The "Not So" Formularies On Medicare Part D Are Better Than Before
There are so many articles on Medicare Part D, but don’t expect rave reviews. Because while it was created with the best intentions that the federal government could muster, the fact is, Medicare Part D has had less than stellar reviews, and that tells you something when you consider that it only came into law two years ago in January, 2006.
It was hopeful in the beginning. In the past, Medicare recipients could only access prescription drugs when it was incidental to their hospital or outpatient care.
Part D, on the other hand, promised its intended constituents a chance to save on their prescription drug costs through a drug plan.
In real life, a Medicare recipient could have access to Part D coverage if they enrolled in a stand-alone Prescription Drug Plan or PDP or through a Medicare Advantage Plan with coverage on prescription drugs.
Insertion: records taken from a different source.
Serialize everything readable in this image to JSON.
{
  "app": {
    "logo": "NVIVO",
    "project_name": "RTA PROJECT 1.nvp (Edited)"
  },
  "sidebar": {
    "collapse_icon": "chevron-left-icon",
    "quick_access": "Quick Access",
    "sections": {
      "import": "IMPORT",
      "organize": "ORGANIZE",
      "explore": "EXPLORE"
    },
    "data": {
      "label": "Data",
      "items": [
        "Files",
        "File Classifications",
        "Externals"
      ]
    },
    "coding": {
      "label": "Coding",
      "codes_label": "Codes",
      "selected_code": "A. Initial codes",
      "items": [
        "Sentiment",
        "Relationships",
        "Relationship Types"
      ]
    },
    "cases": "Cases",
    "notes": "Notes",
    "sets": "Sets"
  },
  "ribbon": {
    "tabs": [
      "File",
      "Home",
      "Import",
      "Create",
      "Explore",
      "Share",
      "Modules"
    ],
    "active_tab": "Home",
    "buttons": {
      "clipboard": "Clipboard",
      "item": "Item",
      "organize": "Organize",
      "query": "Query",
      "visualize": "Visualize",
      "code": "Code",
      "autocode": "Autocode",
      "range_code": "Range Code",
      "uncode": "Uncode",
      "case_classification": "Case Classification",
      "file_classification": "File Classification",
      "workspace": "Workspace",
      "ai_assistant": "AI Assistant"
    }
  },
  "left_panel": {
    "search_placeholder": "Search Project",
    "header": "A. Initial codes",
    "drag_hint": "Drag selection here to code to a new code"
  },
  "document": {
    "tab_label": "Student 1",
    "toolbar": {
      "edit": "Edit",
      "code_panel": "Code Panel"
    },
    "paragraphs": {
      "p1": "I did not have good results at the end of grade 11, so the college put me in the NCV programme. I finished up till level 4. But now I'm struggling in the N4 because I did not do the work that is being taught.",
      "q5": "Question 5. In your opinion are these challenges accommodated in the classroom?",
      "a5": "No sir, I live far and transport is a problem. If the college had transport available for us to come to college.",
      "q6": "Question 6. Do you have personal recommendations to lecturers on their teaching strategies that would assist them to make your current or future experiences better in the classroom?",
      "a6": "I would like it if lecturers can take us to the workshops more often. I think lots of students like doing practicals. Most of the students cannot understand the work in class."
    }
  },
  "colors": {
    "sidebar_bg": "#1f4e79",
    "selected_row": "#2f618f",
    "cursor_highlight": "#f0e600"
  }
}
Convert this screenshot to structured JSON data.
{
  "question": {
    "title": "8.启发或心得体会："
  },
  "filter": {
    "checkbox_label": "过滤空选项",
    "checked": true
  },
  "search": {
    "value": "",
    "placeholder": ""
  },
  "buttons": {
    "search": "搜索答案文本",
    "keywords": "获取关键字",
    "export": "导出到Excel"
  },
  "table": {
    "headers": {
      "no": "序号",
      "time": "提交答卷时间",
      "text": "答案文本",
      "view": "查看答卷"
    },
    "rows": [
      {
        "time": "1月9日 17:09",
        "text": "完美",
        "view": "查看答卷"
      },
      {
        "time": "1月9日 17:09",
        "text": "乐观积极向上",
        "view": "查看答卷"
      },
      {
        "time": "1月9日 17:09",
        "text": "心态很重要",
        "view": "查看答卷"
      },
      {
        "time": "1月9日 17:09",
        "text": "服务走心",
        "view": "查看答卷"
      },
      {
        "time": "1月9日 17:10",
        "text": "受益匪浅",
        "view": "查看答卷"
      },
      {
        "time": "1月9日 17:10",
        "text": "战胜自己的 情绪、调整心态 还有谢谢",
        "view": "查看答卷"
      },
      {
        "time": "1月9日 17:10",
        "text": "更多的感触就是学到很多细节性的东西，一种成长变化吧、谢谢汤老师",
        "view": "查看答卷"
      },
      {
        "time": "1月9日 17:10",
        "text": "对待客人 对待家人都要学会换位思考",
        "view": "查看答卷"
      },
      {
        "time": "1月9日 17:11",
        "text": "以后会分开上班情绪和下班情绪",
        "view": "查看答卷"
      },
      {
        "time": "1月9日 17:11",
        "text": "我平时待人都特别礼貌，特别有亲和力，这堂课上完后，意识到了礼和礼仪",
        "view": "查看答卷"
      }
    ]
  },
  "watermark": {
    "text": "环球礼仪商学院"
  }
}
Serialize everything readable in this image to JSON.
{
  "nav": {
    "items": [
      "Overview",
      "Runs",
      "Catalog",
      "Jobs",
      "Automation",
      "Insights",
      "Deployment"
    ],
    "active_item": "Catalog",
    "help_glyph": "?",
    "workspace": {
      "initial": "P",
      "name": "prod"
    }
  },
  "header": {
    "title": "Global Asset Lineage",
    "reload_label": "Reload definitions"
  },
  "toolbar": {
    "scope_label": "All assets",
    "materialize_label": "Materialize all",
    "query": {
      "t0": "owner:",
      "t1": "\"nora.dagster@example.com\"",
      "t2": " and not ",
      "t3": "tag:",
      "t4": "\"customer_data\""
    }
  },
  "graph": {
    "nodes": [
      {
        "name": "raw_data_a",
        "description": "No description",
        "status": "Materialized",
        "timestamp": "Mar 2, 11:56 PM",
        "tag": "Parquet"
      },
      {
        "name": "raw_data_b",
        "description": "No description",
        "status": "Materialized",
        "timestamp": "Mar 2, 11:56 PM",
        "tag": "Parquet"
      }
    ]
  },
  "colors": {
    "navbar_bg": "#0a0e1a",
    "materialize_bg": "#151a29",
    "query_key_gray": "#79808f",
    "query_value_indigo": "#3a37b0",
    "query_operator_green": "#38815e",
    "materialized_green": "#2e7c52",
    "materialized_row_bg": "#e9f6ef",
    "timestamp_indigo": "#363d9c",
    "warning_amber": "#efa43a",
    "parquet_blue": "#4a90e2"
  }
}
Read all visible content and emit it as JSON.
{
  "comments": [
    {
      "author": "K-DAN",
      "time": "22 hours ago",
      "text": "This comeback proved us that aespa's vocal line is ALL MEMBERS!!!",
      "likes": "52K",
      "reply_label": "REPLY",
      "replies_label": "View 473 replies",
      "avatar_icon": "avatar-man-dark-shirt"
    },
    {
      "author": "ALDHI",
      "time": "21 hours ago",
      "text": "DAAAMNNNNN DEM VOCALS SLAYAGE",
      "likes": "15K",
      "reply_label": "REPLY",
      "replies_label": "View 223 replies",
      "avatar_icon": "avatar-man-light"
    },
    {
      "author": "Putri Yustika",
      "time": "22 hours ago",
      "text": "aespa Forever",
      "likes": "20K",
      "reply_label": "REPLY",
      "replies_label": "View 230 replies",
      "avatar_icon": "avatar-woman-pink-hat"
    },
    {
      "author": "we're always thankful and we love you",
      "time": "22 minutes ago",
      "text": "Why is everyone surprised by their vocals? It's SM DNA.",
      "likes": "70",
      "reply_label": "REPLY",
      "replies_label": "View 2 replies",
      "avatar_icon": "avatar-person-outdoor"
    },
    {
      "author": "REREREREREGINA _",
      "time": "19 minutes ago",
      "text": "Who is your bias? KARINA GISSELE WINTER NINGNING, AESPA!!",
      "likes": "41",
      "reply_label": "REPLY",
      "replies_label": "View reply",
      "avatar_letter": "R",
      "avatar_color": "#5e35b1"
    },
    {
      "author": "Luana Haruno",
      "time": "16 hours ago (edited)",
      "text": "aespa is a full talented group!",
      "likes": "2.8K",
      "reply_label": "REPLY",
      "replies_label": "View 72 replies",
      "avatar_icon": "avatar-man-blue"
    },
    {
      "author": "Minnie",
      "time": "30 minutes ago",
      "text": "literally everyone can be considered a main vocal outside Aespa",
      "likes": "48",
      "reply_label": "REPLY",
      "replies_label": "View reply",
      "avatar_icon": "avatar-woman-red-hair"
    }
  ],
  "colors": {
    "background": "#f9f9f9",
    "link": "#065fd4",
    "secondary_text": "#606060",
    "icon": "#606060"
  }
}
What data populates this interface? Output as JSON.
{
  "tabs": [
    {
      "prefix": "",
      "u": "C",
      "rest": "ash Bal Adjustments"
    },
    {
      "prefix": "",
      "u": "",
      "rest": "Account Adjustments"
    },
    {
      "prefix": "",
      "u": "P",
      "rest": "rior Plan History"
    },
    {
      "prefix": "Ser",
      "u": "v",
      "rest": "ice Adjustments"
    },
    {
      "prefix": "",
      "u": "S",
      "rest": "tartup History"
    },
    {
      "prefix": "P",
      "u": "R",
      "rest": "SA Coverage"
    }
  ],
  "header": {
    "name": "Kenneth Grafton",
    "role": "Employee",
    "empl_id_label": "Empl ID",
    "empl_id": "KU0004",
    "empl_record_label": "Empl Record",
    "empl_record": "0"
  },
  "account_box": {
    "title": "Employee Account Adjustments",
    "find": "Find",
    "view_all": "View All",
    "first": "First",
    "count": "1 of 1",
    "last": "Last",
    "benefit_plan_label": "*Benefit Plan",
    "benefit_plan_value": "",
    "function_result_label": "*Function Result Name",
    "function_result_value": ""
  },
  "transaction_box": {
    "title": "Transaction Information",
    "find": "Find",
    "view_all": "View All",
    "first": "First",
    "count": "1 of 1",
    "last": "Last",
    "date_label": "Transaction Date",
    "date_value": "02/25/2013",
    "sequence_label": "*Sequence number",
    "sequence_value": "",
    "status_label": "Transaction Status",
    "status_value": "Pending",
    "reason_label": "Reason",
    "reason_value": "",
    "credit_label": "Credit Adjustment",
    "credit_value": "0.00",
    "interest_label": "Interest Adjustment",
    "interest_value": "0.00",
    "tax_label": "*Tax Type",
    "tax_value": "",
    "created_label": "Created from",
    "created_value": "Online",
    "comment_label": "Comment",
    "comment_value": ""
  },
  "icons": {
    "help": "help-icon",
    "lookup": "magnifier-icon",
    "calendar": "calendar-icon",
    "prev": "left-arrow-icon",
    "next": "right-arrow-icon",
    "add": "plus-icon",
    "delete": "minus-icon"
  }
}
Not all drugs are treated the same under Part D.
The plan providers gave the incentive for recipients to choose certain drug classes over others through different tiered formularies.
Having different formularies adversely affected Part D plan holders. In most cases, they are unable to find plans that cover all their needed prescription medicines. And since the drugs are priced at profit, it’s rare that they could get their medicines in adequate necessary amounts. This only underscores the fact that the federal government has not been able to haggle for lower prices with the large pharmaceutical firms. This too also highlights the government’s original intention to make the private sector the implementing force behind Medicare Part D.
So it is not surprising to find many articles on Part D putting it down as “messy”, even going as far as substituting the D with “disaster” instead of drugs. Having an unregulated overall system has invariably compromised the overall accessibility of commercial-quality prescription drugs.
Since state-managed Medicare programs have little or no access to data, specifically on prescription drug claims by Medicare recipients, they have essentially been unable to manage their overall healthcare. This is especially true for dual-eligibles or people who both have Medicare and Medicaid. The Medicare Part D industry is a largely unregulated industry and you have plan providers and their different formularies – probably the only regulation to Part D is that all claims are reimbursed by the Centers for Medicare and Medicaid Services.
So, should we just scrap Part D altogether and go back to the old Medicare insurance system? Not really. Lest you be nostalgic, in the old days, your prescription drugs could only be covered when they were incidental and necessary to your outpatient care. You had to contend with many drug restrictions back then.
What the federal government can do is to regulate the formularies of the different plan providers and negotiate the prices of drugs.
The rest of the government’s efforts should be in line with the end-in-mind of providing adequate healthcare to Medicare recipients more than anything else.